The project kept the identity of its student subjects anonymous, though some of the artists did get a chance to meet with the students themselves.

The finished comics, all produced by different artists, vary in both content and style. One is like a guidebook, instructing readers on how to live outside and survive homelessness over a long period of time. Another details a student’s escape from a domestic violence situation, and how they eventually found shelter.

Homelessness is a fact of life for many PSU students. According to a report by Portland State’s Homelessness Research and Action Collaborative administered in the fall of 2019, 16.1 percent of students had experienced homelessness in the year prior. Additionally, 44.6 percent had experienced housing insecurity in the 12 months beforehand, and 47 percent had experienced food insecurity in the previous month.

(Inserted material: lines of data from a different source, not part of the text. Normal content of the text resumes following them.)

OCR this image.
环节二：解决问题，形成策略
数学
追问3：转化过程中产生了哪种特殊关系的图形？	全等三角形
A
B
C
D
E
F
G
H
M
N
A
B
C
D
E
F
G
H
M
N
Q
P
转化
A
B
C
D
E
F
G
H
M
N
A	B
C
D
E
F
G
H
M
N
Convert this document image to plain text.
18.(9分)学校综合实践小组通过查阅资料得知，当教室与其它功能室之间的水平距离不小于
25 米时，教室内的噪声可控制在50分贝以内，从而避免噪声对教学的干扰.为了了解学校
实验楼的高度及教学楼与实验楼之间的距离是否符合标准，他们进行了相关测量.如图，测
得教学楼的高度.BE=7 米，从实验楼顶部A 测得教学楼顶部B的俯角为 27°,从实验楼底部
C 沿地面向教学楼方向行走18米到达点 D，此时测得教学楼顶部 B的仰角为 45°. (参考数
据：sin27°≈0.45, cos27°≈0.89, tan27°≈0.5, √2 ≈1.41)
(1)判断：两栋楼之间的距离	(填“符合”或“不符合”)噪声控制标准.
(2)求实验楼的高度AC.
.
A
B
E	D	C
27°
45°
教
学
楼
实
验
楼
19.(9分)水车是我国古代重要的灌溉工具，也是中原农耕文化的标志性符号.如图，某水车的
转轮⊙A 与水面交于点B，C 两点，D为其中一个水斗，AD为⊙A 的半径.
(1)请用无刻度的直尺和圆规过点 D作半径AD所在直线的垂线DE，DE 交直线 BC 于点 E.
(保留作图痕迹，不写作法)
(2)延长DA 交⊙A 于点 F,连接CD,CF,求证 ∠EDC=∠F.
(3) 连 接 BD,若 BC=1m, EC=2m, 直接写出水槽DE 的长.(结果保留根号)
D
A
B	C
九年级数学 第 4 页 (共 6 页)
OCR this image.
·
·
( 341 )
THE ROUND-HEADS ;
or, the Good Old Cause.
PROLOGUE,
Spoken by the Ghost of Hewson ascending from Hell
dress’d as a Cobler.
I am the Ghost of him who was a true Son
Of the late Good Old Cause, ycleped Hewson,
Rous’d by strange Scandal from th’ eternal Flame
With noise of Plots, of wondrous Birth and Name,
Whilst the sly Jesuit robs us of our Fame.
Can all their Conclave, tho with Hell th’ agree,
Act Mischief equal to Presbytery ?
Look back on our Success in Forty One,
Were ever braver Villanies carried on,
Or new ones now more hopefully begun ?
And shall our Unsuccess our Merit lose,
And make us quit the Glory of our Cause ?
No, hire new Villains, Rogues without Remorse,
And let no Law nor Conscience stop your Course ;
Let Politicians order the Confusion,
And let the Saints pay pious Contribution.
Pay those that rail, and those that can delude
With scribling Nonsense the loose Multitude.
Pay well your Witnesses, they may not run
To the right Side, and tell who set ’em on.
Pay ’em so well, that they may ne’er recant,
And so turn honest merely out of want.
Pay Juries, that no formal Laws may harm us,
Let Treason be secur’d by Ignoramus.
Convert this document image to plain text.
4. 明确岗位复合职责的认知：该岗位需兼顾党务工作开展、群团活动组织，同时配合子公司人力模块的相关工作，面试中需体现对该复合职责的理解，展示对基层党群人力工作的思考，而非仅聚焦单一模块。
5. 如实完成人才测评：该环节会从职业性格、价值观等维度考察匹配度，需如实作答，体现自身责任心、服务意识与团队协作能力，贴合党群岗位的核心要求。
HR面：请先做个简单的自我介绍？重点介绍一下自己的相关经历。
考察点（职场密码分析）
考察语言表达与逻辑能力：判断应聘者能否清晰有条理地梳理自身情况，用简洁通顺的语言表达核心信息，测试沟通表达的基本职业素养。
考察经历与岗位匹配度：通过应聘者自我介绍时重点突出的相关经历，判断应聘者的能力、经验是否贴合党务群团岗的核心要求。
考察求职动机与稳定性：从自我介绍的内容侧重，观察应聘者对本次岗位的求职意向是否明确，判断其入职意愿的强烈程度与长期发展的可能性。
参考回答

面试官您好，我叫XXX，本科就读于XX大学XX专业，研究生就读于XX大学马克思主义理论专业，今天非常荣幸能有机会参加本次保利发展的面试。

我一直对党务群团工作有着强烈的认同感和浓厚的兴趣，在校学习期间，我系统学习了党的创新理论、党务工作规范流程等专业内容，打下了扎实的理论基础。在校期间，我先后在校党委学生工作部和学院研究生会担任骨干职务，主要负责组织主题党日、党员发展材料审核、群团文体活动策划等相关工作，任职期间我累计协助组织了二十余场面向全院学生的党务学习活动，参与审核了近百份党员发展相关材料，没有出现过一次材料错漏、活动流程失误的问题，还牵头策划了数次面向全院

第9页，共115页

Faculty like McKinney knew that homelessness and housing insecurity was an issue for PSU students, but were surprised at the extent of it. “It was dramatic,” she says. “A lot of us would expect students to have some housing instability in a high-priced area like Portland, but it went beyond that.”

The comics were put on display at an art show at PSU, and a print run of 4,000 copies was sold and distributed via Street Roots vendors. “They sold out in two weeks,” says McKinney, “which we did not anticipate.”


UPDATE: The second printing of Changing the Narrative will be available from Street Roots vendors, starting Wed, March 16. Like the first run, it will be sold by Street Roots vendors until they sell out of copies.

Check out art work and original pages from Changing the Narrative through Thurs March 31 at First Presbyterian Church, 610 SW 13th, Tues-Thurs 10am - 4pm; Sun 11:30am - 1pm, the exhibit is free and ADA accessible through the underground parking garage.